Ninguém tem o dinheiro necessário para repetir esta operação a cada etapa
do manuseio e transporte. Wayne Pederson, patologista botânico da
Universidade de Illinois, disse que os testes certamente funcionam “desde
que você aceite as limitações da amostra. Ele refletirá a amostra que
você escolher”.
A Strategic Diagnostics Inc. (SDI) de Newark, Del., vende O Trait Check,
que é capaz de identificar características de mudanças genéticas na soja
em apenas 5 minutos usando uma fita para testes e um misturador. A
empresa do Mine EnviroLogix, produz um teste rápido para o milho Bt por
US$ 3,50. A SDI diz que vai liberar dentro de pouco tempo um teste rápido
com 1% de tolerância, que é o nível considerado aceitável pelos
compradores de grãos da União Européia. Mas o milho tem alguns desafios
que não são enfrentados pela soja, dizem cientistas da área. A migração
do pólen pode provocar um resultado positivo , mesmo que os produtores
acreditem que suas variedades estão livres de mudanças genéticas.
mritchie@iaatp.org
12. EUA devem plantar menos
transgênicos
Os produtores norte-americanos vão plantar
menos transgênicos. Uma pesquisa efetuada em quatro estados do Meio-Oeste
concluiu que os agricultores pretendem plantar 27% menos de área de
milho modificado geneticamente e 12% menos de área de soja alterada.

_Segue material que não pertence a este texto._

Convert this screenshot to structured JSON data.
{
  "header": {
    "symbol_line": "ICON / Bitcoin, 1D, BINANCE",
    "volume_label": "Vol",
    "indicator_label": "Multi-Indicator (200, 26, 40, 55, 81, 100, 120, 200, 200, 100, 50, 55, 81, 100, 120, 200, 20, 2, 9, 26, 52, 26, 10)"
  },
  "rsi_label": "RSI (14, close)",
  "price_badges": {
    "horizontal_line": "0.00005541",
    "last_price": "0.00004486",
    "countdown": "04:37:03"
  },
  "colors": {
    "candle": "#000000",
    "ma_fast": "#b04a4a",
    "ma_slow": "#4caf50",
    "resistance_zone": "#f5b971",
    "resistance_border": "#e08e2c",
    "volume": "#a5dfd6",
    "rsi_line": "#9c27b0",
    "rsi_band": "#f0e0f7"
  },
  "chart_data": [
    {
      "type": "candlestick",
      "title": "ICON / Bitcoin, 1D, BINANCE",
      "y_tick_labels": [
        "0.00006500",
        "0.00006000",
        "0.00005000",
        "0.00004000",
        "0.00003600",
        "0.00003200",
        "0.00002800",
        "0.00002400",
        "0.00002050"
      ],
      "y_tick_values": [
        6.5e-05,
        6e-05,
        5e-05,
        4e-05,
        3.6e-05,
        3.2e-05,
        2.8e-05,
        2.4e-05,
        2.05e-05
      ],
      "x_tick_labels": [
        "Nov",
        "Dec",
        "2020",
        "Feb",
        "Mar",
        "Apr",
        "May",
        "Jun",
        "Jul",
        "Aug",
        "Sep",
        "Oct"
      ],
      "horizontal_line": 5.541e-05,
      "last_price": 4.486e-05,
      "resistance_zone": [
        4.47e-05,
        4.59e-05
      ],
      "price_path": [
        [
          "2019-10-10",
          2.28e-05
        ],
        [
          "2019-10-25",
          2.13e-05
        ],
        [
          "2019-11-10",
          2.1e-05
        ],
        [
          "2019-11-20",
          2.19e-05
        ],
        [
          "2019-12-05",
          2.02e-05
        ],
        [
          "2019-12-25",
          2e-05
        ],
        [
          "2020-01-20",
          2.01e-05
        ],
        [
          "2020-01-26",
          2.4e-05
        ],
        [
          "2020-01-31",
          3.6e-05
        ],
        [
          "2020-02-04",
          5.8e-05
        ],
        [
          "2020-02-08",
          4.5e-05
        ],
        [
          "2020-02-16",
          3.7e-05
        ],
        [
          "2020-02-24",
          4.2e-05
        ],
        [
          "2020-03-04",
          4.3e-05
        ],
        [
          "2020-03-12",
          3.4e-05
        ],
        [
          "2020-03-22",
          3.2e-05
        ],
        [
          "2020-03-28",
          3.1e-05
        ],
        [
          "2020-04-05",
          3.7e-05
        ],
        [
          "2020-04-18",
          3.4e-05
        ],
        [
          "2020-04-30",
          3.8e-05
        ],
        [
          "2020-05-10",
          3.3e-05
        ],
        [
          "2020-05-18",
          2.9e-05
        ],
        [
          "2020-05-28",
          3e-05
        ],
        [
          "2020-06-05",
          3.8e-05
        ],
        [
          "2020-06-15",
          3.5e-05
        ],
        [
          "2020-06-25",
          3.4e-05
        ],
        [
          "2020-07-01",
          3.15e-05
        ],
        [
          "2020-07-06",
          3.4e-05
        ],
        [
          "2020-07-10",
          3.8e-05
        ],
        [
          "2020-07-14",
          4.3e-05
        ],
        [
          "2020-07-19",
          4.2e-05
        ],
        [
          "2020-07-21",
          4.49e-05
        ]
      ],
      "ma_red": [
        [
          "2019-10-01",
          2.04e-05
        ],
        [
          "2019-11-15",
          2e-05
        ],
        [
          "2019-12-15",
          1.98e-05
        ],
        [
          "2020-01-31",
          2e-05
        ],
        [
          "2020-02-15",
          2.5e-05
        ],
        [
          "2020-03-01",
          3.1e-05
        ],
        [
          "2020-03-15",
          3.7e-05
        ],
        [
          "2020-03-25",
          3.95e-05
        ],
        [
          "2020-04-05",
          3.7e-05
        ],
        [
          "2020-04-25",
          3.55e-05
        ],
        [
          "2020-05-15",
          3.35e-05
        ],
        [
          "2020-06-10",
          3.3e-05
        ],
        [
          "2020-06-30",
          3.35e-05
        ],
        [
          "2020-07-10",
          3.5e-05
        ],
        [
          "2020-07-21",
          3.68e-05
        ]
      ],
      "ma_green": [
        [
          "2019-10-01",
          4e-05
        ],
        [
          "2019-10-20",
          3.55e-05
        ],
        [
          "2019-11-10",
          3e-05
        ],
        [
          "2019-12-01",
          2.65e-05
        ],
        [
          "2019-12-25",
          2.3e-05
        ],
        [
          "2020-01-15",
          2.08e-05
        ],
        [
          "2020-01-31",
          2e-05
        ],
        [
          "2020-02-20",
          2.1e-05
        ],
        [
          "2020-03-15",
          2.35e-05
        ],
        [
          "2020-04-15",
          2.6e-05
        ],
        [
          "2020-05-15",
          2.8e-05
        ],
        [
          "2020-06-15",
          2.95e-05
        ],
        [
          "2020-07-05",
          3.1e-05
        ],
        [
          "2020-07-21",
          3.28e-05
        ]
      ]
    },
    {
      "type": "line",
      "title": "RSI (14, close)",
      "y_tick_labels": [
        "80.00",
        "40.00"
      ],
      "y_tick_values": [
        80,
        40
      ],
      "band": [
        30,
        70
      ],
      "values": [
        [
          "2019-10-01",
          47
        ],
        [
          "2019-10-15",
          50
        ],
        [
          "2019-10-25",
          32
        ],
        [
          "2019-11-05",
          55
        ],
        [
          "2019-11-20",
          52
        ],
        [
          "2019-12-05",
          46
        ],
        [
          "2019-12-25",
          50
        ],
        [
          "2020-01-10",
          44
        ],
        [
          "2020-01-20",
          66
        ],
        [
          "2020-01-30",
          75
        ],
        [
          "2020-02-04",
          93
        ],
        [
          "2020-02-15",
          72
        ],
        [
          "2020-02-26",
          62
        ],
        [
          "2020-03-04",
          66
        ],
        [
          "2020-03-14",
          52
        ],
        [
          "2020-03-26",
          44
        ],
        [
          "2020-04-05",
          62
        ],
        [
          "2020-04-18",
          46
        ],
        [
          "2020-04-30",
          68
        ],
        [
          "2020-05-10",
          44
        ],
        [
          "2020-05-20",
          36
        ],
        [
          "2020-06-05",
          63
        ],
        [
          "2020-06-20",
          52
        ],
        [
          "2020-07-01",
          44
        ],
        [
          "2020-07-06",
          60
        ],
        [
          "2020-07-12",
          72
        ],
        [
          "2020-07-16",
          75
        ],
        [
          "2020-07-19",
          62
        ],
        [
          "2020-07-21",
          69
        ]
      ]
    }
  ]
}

Os dirigentes de empresas de sementes, incluindo a Monsanto Co., de St.
Louis, afirmam que depois de anos de acelerada expansão, eles esperam
vendas estáveis de sementes geneticamente alteradas em comparação com o
ano passado.
Entretanto, um consultor que trabalhou na pesquisa declarou que o
relatório indicou algumas tendências claras, especialmente uma redução
significativa das intenções dos agricultores de plantar milho transgênico
para conter um pesticida natural. O que vemos é um aumento muito vigoroso
do plantio de milho convencional, disse Marc Vancht, consultor da empresa
de consultoria Ag. Education & Consulting.